The other approaches like Helion and TAE would be far better costs and maintenance, but the physics is still unproven. If either demonstrate Q>1 before SPARC/MIT, Tokamaks might be dead.

Comment Re:Successful? (Score 1) 121

Some of the work out of ORNL looks promising for uranium extraction which has been an interest of mine. Polymer strands would have a good surface area for binding. My thought is it would be cool to make a stand-alone ocean plant which uses the thermal differences between deep water and surface to drive an ammonia turbine loop, use the power to flow water past the polymers and complete the turbine cycle, excess power to grid.

https://www.ornl.gov/news/bio-...
https://www.ornl.gov/news/ornl...

Would love to see similar fibers be developed for other materials of interest: vanadium, gold, lithium, etc. The Chinese are building pilot plants to extract uranium as presently they have to rely on outside countries for energy sources and this would be a way to ensure energy security regardless of cost.

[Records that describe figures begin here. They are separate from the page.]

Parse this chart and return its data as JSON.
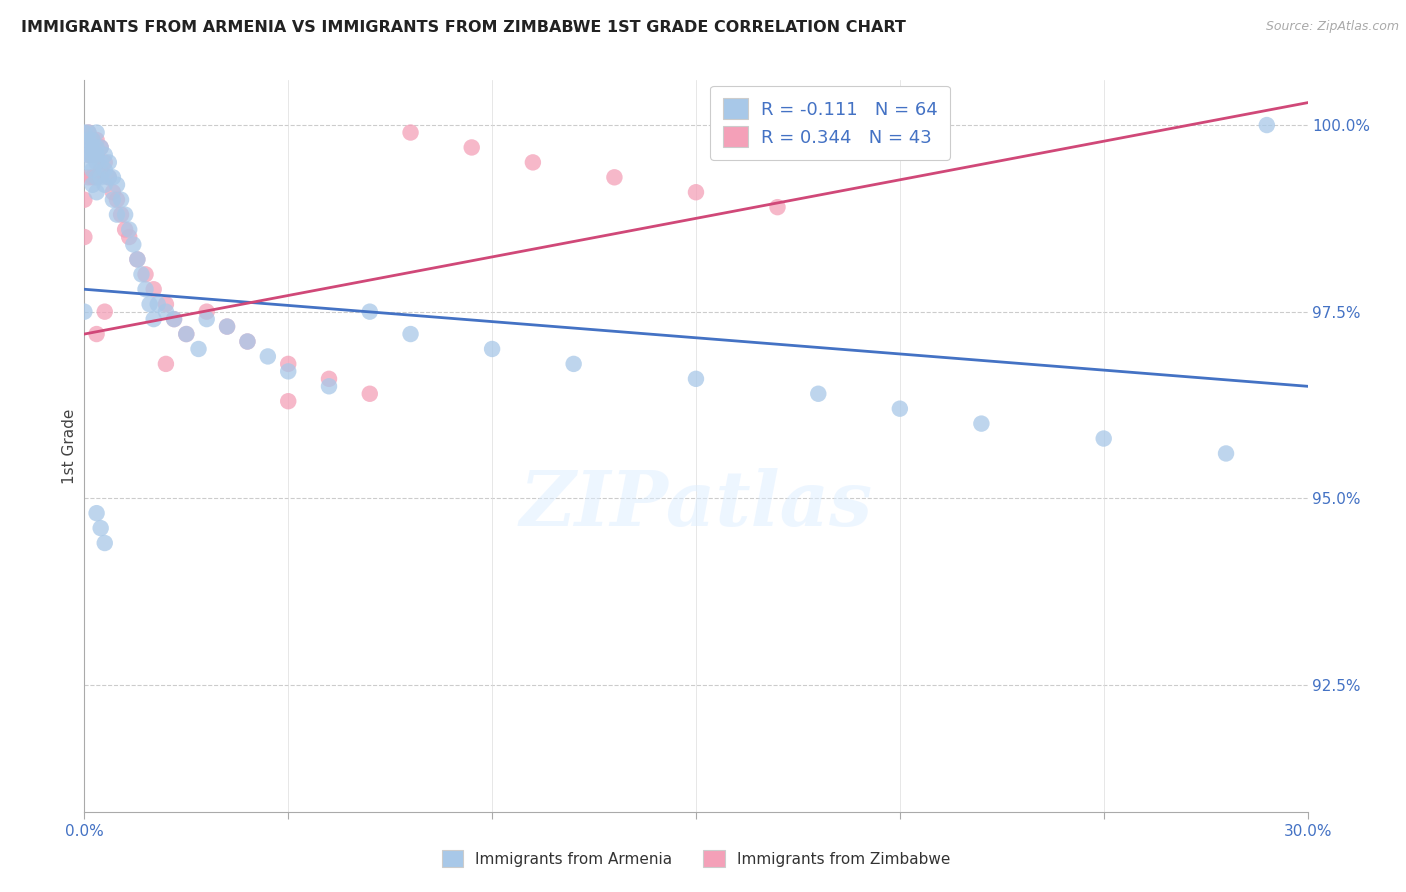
{
  "title": "IMMIGRANTS FROM ARMENIA VS IMMIGRANTS FROM ZIMBABWE 1ST GRADE CORRELATION CHART",
  "source": "Source: ZipAtlas.com",
  "ylabel": "1st Grade",
  "right_ytick_vals": [
    0.925,
    0.95,
    0.975,
    1.0
  ],
  "right_ytick_labels": [
    "92.5%",
    "95.0%",
    "97.5%",
    "100.0%"
  ],
  "armenia_color": "#a8c8e8",
  "zimbabwe_color": "#f4a0b8",
  "armenia_line_color": "#4472c4",
  "zimbabwe_line_color": "#d04878",
  "legend_text_color": "#4472c4",
  "legend_R_armenia": "R = -0.111",
  "legend_N_armenia": "N = 64",
  "legend_R_zimbabwe": "R = 0.344",
  "legend_N_zimbabwe": "N = 43",
  "legend_label_armenia": "Immigrants from Armenia",
  "legend_label_zimbabwe": "Immigrants from Zimbabwe",
  "watermark": "ZIPatlas",
  "xlim": [
    0.0,
    0.3
  ],
  "ylim": [
    0.908,
    1.006
  ],
  "armenia_line_x": [
    0.0,
    0.3
  ],
  "armenia_line_y": [
    0.978,
    0.965
  ],
  "zimbabwe_line_x": [
    0.0,
    0.3
  ],
  "zimbabwe_line_y": [
    0.972,
    1.003
  ],
  "armenia_x": [
    0.0,
    0.0,
    0.001,
    0.001,
    0.001,
    0.001,
    0.001,
    0.002,
    0.002,
    0.002,
    0.002,
    0.002,
    0.003,
    0.003,
    0.003,
    0.003,
    0.003,
    0.003,
    0.004,
    0.004,
    0.004,
    0.005,
    0.005,
    0.005,
    0.006,
    0.006,
    0.007,
    0.007,
    0.008,
    0.008,
    0.009,
    0.01,
    0.011,
    0.012,
    0.013,
    0.014,
    0.015,
    0.016,
    0.017,
    0.018,
    0.02,
    0.022,
    0.025,
    0.028,
    0.03,
    0.035,
    0.04,
    0.045,
    0.05,
    0.06,
    0.07,
    0.08,
    0.1,
    0.12,
    0.15,
    0.18,
    0.2,
    0.22,
    0.25,
    0.28,
    0.003,
    0.004,
    0.005,
    0.29
  ],
  "armenia_y": [
    0.975,
    0.999,
    0.999,
    0.998,
    0.997,
    0.996,
    0.995,
    0.998,
    0.997,
    0.996,
    0.994,
    0.992,
    0.999,
    0.997,
    0.996,
    0.995,
    0.993,
    0.991,
    0.997,
    0.995,
    0.993,
    0.996,
    0.994,
    0.992,
    0.995,
    0.993,
    0.993,
    0.99,
    0.992,
    0.988,
    0.99,
    0.988,
    0.986,
    0.984,
    0.982,
    0.98,
    0.978,
    0.976,
    0.974,
    0.976,
    0.975,
    0.974,
    0.972,
    0.97,
    0.974,
    0.973,
    0.971,
    0.969,
    0.967,
    0.965,
    0.975,
    0.972,
    0.97,
    0.968,
    0.966,
    0.964,
    0.962,
    0.96,
    0.958,
    0.956,
    0.948,
    0.946,
    0.944,
    1.0
  ],
  "zimbabwe_x": [
    0.0,
    0.0,
    0.001,
    0.001,
    0.001,
    0.001,
    0.002,
    0.002,
    0.002,
    0.003,
    0.003,
    0.003,
    0.004,
    0.004,
    0.005,
    0.005,
    0.006,
    0.007,
    0.008,
    0.009,
    0.01,
    0.011,
    0.013,
    0.015,
    0.017,
    0.02,
    0.022,
    0.025,
    0.03,
    0.035,
    0.04,
    0.05,
    0.06,
    0.07,
    0.08,
    0.095,
    0.11,
    0.13,
    0.15,
    0.17,
    0.003,
    0.02,
    0.05
  ],
  "zimbabwe_y": [
    0.99,
    0.985,
    0.999,
    0.998,
    0.996,
    0.993,
    0.998,
    0.996,
    0.993,
    0.998,
    0.996,
    0.993,
    0.997,
    0.994,
    0.995,
    0.975,
    0.993,
    0.991,
    0.99,
    0.988,
    0.986,
    0.985,
    0.982,
    0.98,
    0.978,
    0.976,
    0.974,
    0.972,
    0.975,
    0.973,
    0.971,
    0.968,
    0.966,
    0.964,
    0.999,
    0.997,
    0.995,
    0.993,
    0.991,
    0.989,
    0.972,
    0.968,
    0.963
  ]
}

Comment Re:Almost Synthetic Semiconducting Diamond (Score 4, Informative) 155

Yes, and not the first time it's been done before either. C60 when under "modest" pressure of ~20 GPa will cross link and make a substance that will indent diamond:

https://science.sciencemag.org...

This was done ~2012. It's all very interesting but until someone finds a way to mass produce the material it's just a curiosity. You can't really make quantities of this stuff if you need a diamond anvil cell.